Last week I was heading home and taking the back road through the farm fields and farm stands and stopped in to get a bouquet of fresh flowers. The beauty of living in ag land, it’s a place where a “farmers market” is open everyday. It is such a good feeling to run in and get a few essentials rather than trying to find a parking spot and waiting in line at a grocery store. I also am a big fan of supporting local growers. I bought two artichokes on the stalk, a white hydrangea, and a small handful of lilac colored stock for the fantastic price of six dollars. I arranged them in my white fiesta pitcher and enjoyed the arrangement for a couple of days and then removed the stocks to make roman artichokes. Artichokes are one of my favorite things in the world and visiting Italy this past October was going to the mecca of carciofo, carciofo is Italian for artichoke. I learned that word the first hour I was in Italy.
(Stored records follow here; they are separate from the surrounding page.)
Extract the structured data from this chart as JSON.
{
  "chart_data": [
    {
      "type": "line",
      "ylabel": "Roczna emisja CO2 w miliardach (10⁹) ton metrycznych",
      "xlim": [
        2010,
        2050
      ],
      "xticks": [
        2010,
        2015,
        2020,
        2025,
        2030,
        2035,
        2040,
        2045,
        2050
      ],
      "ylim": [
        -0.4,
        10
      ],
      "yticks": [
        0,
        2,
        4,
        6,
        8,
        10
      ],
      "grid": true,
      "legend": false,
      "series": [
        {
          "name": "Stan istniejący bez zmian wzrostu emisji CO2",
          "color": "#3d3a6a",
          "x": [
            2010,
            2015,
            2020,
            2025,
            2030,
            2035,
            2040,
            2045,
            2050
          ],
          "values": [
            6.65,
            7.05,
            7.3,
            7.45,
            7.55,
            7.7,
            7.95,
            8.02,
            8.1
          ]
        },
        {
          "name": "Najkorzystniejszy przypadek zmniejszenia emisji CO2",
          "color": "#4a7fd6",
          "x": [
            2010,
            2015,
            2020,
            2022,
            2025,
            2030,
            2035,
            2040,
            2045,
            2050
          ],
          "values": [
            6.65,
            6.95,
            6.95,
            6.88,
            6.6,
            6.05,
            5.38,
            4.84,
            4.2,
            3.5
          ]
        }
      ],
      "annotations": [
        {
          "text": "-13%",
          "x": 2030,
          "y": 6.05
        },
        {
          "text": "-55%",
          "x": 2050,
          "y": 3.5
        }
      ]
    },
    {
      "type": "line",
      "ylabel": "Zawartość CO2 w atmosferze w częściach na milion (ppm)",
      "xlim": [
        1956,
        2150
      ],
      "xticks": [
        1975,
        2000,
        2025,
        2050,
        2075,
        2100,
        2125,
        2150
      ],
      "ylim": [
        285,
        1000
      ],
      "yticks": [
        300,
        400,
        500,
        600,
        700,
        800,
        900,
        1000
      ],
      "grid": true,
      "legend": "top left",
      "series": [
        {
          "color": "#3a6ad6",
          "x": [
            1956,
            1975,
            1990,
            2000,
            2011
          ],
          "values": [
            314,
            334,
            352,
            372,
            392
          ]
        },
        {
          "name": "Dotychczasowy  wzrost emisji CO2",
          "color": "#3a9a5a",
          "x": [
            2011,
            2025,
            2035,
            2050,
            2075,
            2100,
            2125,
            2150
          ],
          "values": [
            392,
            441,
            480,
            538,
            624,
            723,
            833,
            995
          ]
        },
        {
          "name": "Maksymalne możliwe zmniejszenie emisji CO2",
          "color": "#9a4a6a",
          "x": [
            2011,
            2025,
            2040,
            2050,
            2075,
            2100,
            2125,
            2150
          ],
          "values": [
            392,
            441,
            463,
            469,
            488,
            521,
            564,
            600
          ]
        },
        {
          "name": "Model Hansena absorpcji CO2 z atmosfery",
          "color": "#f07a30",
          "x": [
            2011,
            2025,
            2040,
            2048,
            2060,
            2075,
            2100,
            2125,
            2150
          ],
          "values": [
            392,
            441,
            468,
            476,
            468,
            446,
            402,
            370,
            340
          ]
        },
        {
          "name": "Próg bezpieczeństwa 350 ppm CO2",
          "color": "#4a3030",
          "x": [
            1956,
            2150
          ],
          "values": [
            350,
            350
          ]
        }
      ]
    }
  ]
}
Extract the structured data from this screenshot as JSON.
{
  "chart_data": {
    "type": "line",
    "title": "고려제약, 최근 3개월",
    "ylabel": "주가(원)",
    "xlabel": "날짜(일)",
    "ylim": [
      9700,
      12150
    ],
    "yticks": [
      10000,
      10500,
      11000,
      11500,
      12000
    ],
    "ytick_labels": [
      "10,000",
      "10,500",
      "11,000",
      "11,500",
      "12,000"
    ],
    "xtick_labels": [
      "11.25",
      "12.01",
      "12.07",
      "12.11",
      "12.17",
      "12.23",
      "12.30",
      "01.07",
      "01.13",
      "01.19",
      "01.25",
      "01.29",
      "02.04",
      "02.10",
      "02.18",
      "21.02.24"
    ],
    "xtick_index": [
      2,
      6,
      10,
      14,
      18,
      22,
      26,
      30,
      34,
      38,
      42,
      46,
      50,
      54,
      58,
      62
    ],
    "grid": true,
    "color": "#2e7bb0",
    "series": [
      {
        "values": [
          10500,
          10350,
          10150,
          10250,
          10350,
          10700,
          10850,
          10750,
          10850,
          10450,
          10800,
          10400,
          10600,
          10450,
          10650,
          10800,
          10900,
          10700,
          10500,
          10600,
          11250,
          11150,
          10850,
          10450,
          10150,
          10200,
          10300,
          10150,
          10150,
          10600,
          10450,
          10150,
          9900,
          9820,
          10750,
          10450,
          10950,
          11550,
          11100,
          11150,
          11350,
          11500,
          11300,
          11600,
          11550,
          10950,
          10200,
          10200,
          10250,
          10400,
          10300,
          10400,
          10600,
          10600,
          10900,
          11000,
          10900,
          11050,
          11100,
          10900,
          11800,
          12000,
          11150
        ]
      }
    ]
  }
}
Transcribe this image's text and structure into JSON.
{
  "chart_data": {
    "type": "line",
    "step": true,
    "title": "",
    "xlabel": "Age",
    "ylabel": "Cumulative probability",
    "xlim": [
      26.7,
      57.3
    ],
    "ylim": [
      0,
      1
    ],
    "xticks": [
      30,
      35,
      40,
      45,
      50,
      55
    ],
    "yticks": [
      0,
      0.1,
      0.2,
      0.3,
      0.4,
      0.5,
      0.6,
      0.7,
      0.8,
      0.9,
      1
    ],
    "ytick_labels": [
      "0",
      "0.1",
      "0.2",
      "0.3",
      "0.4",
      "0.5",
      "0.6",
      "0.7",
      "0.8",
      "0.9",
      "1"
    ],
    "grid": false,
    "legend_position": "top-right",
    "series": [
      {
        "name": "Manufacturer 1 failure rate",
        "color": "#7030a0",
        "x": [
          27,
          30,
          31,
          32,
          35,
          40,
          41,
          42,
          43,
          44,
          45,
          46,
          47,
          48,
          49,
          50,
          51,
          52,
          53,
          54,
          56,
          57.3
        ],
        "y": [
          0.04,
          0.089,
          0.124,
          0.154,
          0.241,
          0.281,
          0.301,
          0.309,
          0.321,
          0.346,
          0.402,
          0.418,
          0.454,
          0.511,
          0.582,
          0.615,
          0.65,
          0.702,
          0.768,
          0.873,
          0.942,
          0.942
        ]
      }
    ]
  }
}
Of course, I had it on pizza and fried, but my favorite was at a sidewalk café across from the Vatican, a simple roman artichoke or carciofo alla romana.
Carciofo Alla Romana
- a small handful of parsley chopped
- a few leaves of mint chopped
- 1 bulb garlic chopped
- a dash of salt
- 1 tablespoon olive oil + 1/2 cup olive oil
- 4 artichokes halved and trimmed leaves (all dark leaves) choke removed (rub lemon to prevent browning)
- 1/2 cup white wine (dry)
- 3/4 cup hot water
In a small bowl, combine the parsley, mint, garlic, salt and one tablespoon olive oil. Remove the choke from your halved/trimmed artichoke and place herb mixture into cavity. Repeat this procedure with the remaining chokes. Arrange all chokes in a deep pan stem up (I mistakenly putted them laying down), a small pan works well. Add the wine, boiling water, remaining oil and a pinch of salt. Cover and simmer on the stove top 1 hour. Serve warm as an appetizer or on top of risotto for a main course.